The 43rd President of the United States, George W. Bush, will loose the dogs of war upon the world in a few days. The outcome of the immediate battle is not in doubt. Most Iraqi regulars will surrender rather than risk their lives to defend the brutal dictator of Iraq, and only the Republican Guard, Hussein's elite force, will offer much resistance to the invading U.S. and British forces. One suspects that within a few weeks organized resistance will cease, and the allies will take control of the country. The real battle of Gulf War II will only begin after the last shot is fired in the invasion, and the occupation begins.
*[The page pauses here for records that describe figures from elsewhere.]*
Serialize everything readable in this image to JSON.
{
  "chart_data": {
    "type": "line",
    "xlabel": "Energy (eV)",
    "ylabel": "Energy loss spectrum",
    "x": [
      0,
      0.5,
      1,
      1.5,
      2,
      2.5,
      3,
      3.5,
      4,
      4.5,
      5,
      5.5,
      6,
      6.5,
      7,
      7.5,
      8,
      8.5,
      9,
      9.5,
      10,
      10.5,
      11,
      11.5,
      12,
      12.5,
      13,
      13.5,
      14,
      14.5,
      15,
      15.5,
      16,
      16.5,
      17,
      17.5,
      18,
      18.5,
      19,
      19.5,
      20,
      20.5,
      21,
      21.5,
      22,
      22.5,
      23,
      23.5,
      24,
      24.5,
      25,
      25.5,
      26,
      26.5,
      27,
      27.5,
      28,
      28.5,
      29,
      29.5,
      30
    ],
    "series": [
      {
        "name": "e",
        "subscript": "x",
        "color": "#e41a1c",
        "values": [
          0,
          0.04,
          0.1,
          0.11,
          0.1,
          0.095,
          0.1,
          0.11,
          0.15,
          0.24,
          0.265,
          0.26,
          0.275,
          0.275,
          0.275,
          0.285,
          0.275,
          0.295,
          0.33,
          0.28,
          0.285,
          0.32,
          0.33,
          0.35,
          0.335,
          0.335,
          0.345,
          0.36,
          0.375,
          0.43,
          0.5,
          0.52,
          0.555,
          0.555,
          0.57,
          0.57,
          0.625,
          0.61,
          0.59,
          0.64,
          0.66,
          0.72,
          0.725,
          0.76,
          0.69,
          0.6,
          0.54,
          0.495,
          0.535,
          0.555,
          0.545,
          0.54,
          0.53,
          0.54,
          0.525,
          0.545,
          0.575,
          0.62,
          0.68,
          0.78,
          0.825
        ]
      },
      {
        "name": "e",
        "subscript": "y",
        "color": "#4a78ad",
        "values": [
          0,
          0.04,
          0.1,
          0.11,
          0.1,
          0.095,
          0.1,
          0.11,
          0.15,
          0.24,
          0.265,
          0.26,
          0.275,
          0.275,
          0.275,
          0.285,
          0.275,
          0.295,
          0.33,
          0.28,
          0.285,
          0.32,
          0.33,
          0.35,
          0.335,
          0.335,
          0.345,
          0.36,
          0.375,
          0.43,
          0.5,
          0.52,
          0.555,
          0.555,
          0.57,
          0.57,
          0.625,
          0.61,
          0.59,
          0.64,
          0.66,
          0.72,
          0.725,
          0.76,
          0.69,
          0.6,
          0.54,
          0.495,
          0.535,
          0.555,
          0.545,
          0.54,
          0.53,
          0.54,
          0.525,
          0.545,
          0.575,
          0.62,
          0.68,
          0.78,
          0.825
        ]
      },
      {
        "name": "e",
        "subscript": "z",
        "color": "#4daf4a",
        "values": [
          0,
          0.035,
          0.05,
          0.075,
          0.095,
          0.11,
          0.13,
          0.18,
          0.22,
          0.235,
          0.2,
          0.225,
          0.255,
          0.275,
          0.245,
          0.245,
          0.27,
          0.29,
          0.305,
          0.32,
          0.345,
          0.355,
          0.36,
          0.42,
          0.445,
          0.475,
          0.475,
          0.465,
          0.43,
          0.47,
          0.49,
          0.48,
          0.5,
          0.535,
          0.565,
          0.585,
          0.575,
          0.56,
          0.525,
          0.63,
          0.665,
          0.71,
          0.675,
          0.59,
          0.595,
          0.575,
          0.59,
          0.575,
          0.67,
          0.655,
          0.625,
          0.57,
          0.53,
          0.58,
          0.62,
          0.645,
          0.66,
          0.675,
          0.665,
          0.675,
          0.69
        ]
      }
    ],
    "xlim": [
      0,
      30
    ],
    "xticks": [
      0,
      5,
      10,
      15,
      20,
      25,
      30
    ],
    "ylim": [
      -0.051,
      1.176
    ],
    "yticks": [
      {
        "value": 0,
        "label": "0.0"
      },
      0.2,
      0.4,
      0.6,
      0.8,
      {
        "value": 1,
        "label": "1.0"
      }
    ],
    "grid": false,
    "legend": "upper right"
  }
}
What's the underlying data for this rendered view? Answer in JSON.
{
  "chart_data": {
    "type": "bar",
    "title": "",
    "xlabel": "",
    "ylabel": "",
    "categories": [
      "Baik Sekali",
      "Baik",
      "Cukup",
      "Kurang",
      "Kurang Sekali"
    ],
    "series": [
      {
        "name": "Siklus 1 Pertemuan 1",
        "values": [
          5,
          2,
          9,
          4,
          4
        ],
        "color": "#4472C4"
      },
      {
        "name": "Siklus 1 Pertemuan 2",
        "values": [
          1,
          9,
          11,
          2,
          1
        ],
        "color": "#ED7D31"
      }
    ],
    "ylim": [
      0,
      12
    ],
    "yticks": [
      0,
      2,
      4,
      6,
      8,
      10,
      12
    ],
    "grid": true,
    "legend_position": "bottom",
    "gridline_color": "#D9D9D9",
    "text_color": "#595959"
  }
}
In the aftermath of Gulf War I, the 41st President of the United States, George H. W. Bush, made a strategic decision to retain military bases in Saudi Arabia that had been installed as part of the campaign to remove Hussein, a former ally, from Kuwait. In doing so, the United States was thought to have been fortunate to obtain an important military foothold in the heart of the Arab world. Through the installation of these bases, the Royal Family of Saudi Arabia was made infinitely more secure from any challenge to its reign especially from outside of the Arabian Peninsula, from ex-patriots breast-fed with the venomous milk of Wahhabi extremism, recently victorious in their holy war to drive the former Soviet Union out of Afghanistan. With the retention of these bases in Saudi Arabia, the United States found itself on the radar screen of another former ally, Osama Bin Laden and, hence, well on the way to the events of 9/11.

The problem with military campaigns like Gulf War I, and Dubya's current campaign for regime change in Iraq, is that the aftermath can last a lot longer than the time it took to fight the original war - and we Americans have very short attention spans.